İstanbul'a bakın! Bu şehirde mimarlık var mı? Bu şehirde estetik var mı? Şehrin civarındaki Beylikdüzü, Büyükçekmece, Çatalca, Silivri, Sarıyer, Şile, Hadımköy semtlerinde ekilebilir alanlar büyük bir vandalizm kurbanı. Kendine çıkar sağlamakta ustalaşmış sözde şehri-emin, sözde belediye başkanları ve yerel yönetimlerce şehrin ekilebilir ve sulak alanlar katledilmiş durumda! Edilmeye de devam edecek gibi duruyor!


İstanbul'daki çapsız kültür sanat etkinlikleri


Yaşadığı şehrin estetiğinden memnun kalan var mı? Köyler boşaldı, İstanbul dejenere olmuş koca köylük yer haline geldi! Toplumsal yararı olmayan sözde festivaller, ses getirsin, haber olsun diye yapılmış içi boş çapsız etkinlikler, niteliksiz konserler hep İstanbul'da! 

Evrensel ahlak, görgü, tavır, duruş dibe vurmuş durumda! Yalnızlaşma, egoizm, hedonizm, yağma kültürü  yaygınlaştı!

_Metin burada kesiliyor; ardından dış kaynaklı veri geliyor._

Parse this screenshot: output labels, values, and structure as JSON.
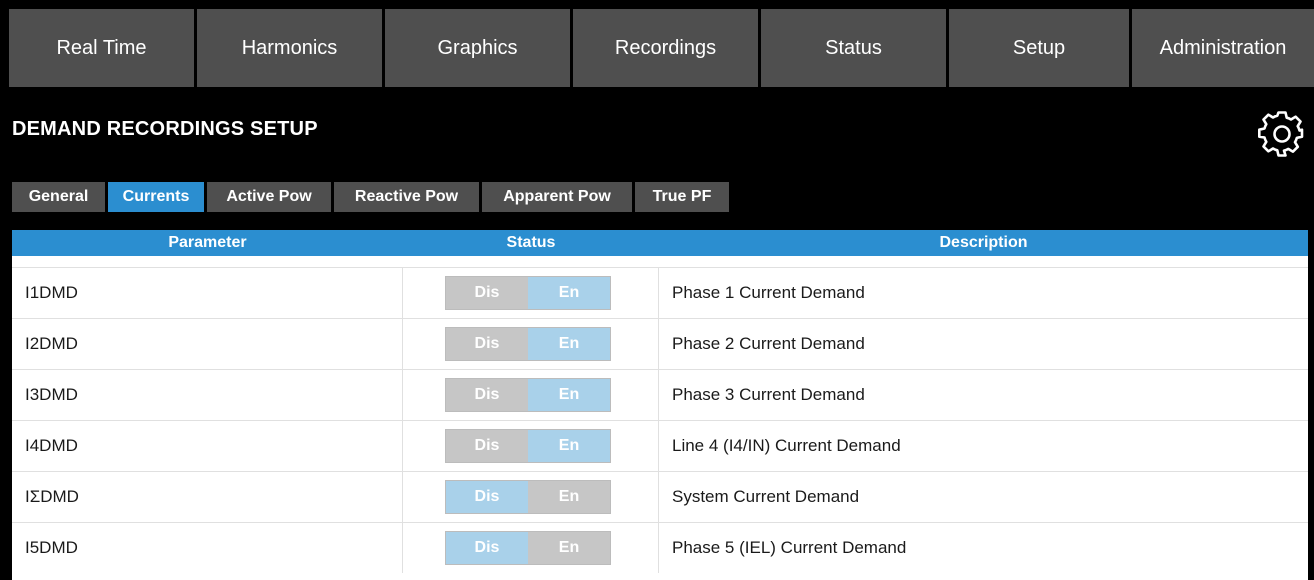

Kültürel değerler, değer inşası ve hiçlik


Medeniyet inşası mı? Adı var kendisi yok! İnşa edicilerin medeniyet dersine ihtiyaçları var! Kimse kusura bakmasın bu bir iktidar ya da muhalefet eleştirisi de değil! Kültür ve mimari konusunda iktidarı da muhalefeti de birbirini aratmıyor! 


Dokuzuncu köyden kovulmayı göze alarak İstanbulumuzun sorunlarını sıralayayım istiyorum:


İstanbul nüfusu bu hızla artamaz, artmamalı şehir genişletilmemeli! Aksi takdirde tüm ülkeyi İstanbul'a yığan bu devletin çökmesine neden olur ki bunu yapanı tarih yazacaktır. İstanbul depremini düşünün ne olacak bu milletin hali! Olunca görürüz mantığında herkes! Bu büyük bir sorumsuzluktur! 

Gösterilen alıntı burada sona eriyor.